Within the past decade, national scandals such as the Madoff Ponzi scheme, the AIG bailout, the Lehman Brothers bankruptcy and the “too big to fail” bailouts by the government have sorely tested shareholders and government. These scandals left the country reeling and wondering “where were the regulators?” Largely in response to these scandals, new governmental rules and regulations are now challenging organizations as never seen before. Increased government scrutiny and investor demands for transparency are increasing. Government and shareholders more than ever are demanding that organizations demonstrate a commitment to compliance and ethics.
In order to meet the increasing demands of government and shareholders, for many organizations, the role of the Chief Compliance Officer (CCO) is evolving and taking on greater importance. Traditionally viewed as a compliance cop, the CCO is being called upon to champion corporate integrity, accountability and ethics. Increasingly, CCOs are now responsible for instilling a “culture of compliance” within the organization.
Today, a CCO is likely to be a senior corporate official in charge of overseeing and managing compliance issues within an organization, ensuring, for example, that a company is complying with regulatory requirements and that the company and its employees are complying with internal policies and procedures. In highly regulated industries, such as health care and securities, the appointment of an independent CCO is mandatory.
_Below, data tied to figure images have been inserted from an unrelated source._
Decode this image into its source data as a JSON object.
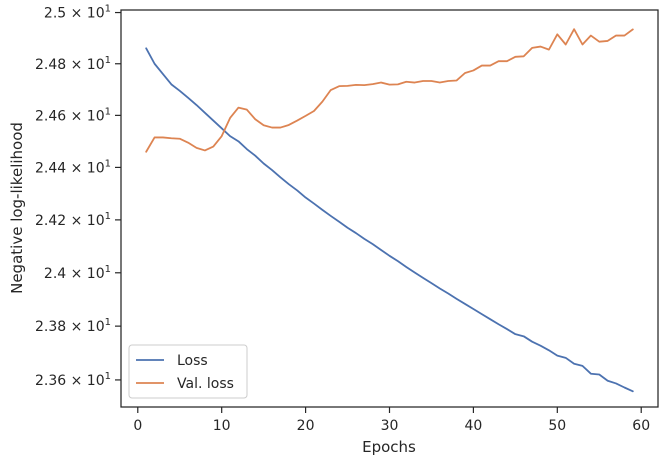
{
  "chart_data": {
    "type": "line",
    "xlabel": "Epochs",
    "ylabel": "Negative log-likelihood",
    "xlim": [
      -2,
      62
    ],
    "ylim": [
      23.5,
      25.01
    ],
    "y_scale": "log",
    "grid": false,
    "legend_position": "lower-left",
    "x_ticks": [
      0,
      10,
      20,
      30,
      40,
      50,
      60
    ],
    "x_tick_labels": [
      "0",
      "10",
      "20",
      "30",
      "40",
      "50",
      "60"
    ],
    "y_ticks": [
      23.6,
      23.8,
      24.0,
      24.2,
      24.4,
      24.6,
      24.8,
      25.0
    ],
    "y_tick_labels": [
      {
        "base": "2.36",
        "mult": " × 10",
        "exp": "1"
      },
      {
        "base": "2.38",
        "mult": " × 10",
        "exp": "1"
      },
      {
        "base": "2.4",
        "mult": " × 10",
        "exp": "1"
      },
      {
        "base": "2.42",
        "mult": " × 10",
        "exp": "1"
      },
      {
        "base": "2.44",
        "mult": " × 10",
        "exp": "1"
      },
      {
        "base": "2.46",
        "mult": " × 10",
        "exp": "1"
      },
      {
        "base": "2.48",
        "mult": " × 10",
        "exp": "1"
      },
      {
        "base": "2.5",
        "mult": " × 10",
        "exp": "1"
      }
    ],
    "x": [
      1,
      2,
      3,
      4,
      5,
      6,
      7,
      8,
      9,
      10,
      11,
      12,
      13,
      14,
      15,
      16,
      17,
      18,
      19,
      20,
      21,
      22,
      23,
      24,
      25,
      26,
      27,
      28,
      29,
      30,
      31,
      32,
      33,
      34,
      35,
      36,
      37,
      38,
      39,
      40,
      41,
      42,
      43,
      44,
      45,
      46,
      47,
      48,
      49,
      50,
      51,
      52,
      53,
      54,
      55,
      56,
      57,
      58,
      59
    ],
    "series": [
      {
        "name": "Loss",
        "color": "#4c72b0",
        "values": [
          24.86,
          24.8,
          24.76,
          24.72,
          24.695,
          24.668,
          24.64,
          24.61,
          24.58,
          24.55,
          24.52,
          24.5,
          24.47,
          24.445,
          24.415,
          24.39,
          24.362,
          24.336,
          24.312,
          24.285,
          24.262,
          24.238,
          24.215,
          24.193,
          24.17,
          24.15,
          24.128,
          24.108,
          24.086,
          24.064,
          24.044,
          24.022,
          24.001,
          23.981,
          23.961,
          23.941,
          23.922,
          23.902,
          23.883,
          23.864,
          23.845,
          23.826,
          23.807,
          23.789,
          23.77,
          23.762,
          23.742,
          23.727,
          23.71,
          23.69,
          23.682,
          23.66,
          23.652,
          23.623,
          23.62,
          23.597,
          23.587,
          23.572,
          23.558
        ]
      },
      {
        "name": "Val. loss",
        "color": "#dd8452",
        "values": [
          24.46,
          24.515,
          24.515,
          24.512,
          24.51,
          24.495,
          24.475,
          24.465,
          24.48,
          24.52,
          24.59,
          24.63,
          24.622,
          24.585,
          24.562,
          24.553,
          24.553,
          24.563,
          24.58,
          24.598,
          24.617,
          24.653,
          24.698,
          24.713,
          24.714,
          24.718,
          24.717,
          24.721,
          24.727,
          24.719,
          24.72,
          24.73,
          24.727,
          24.733,
          24.733,
          24.727,
          24.733,
          24.735,
          24.764,
          24.774,
          24.793,
          24.793,
          24.81,
          24.81,
          24.827,
          24.829,
          24.862,
          24.867,
          24.855,
          24.915,
          24.875,
          24.935,
          24.875,
          24.91,
          24.886,
          24.889,
          24.91,
          24.91,
          24.934
        ]
      }
    ]
  }
}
Historically, corporations handed compliance oversight over to their general counsels. Today, the smart trend is to separate the legal and compliance responsibilities due to the inherent conflict in the roles. As far back as 1998, the Office of the Inspector General encouraged corporations to establish a truly independent compliance officer, noting in a guidance document for hospitals that:
“Freestanding compliance functions help to ensure independent and objective legal reviews and financial analyses of the institution’s compliance efforts and activities. By separating the compliance function from the key management positions of [G]eneral [C]ounsel or chief hospital financial officer…, a system of checks and balances is established to more effectively achieve the goals of the compliance program.”
Several years later, in June 2004, Lori Richards, Director of the Office of Compliance Inspections and Examinations at the Securities and Exchange Commission, spoke at the Investment Company Institute (ICI)/Independent Directors Council Mutual Fund Compliance Programs Conference, cautioning against placing the compliance program within the Legal Department or report through the General Counsel:
“Intertwining the corporate legal duties and duties of the compliance officer may create conflicts not only in the implementation of the compliance program but also in the examination of the program.”
A system of checks and balances is important to the creation of a “culture of compliance.” Richards went on to quote Paul Roye, Director of the SEC’s Division of Investment Management, who told a gathering of ICI professionals:
“True reform must also rest on the establishment and nurturing of a culture of fiduciary responsibility that comes from within the industry, not just one that is imposed from the outside through regulation or legislation.”
For a CCO to be tasked with the establishment of a “culture of compliance,” it is essential that the CCO have the autonomy, resources and support of the Board of Directors. A seat in the C-Suite is also a prerequisite. This show of support and visibility gives the CCO the credibility within the organization to carry out the compliance goals.
The evolution of the CCO’s role has been dramatic over the last decade, from cop to senior executive, and the role of the CCO will continue to evolve through best practices and a changing business and regulatory landscape. While the evolution is viewed as positive by all, the true test for a CCO is the corporation’s ability to avoid scandal and prosecution.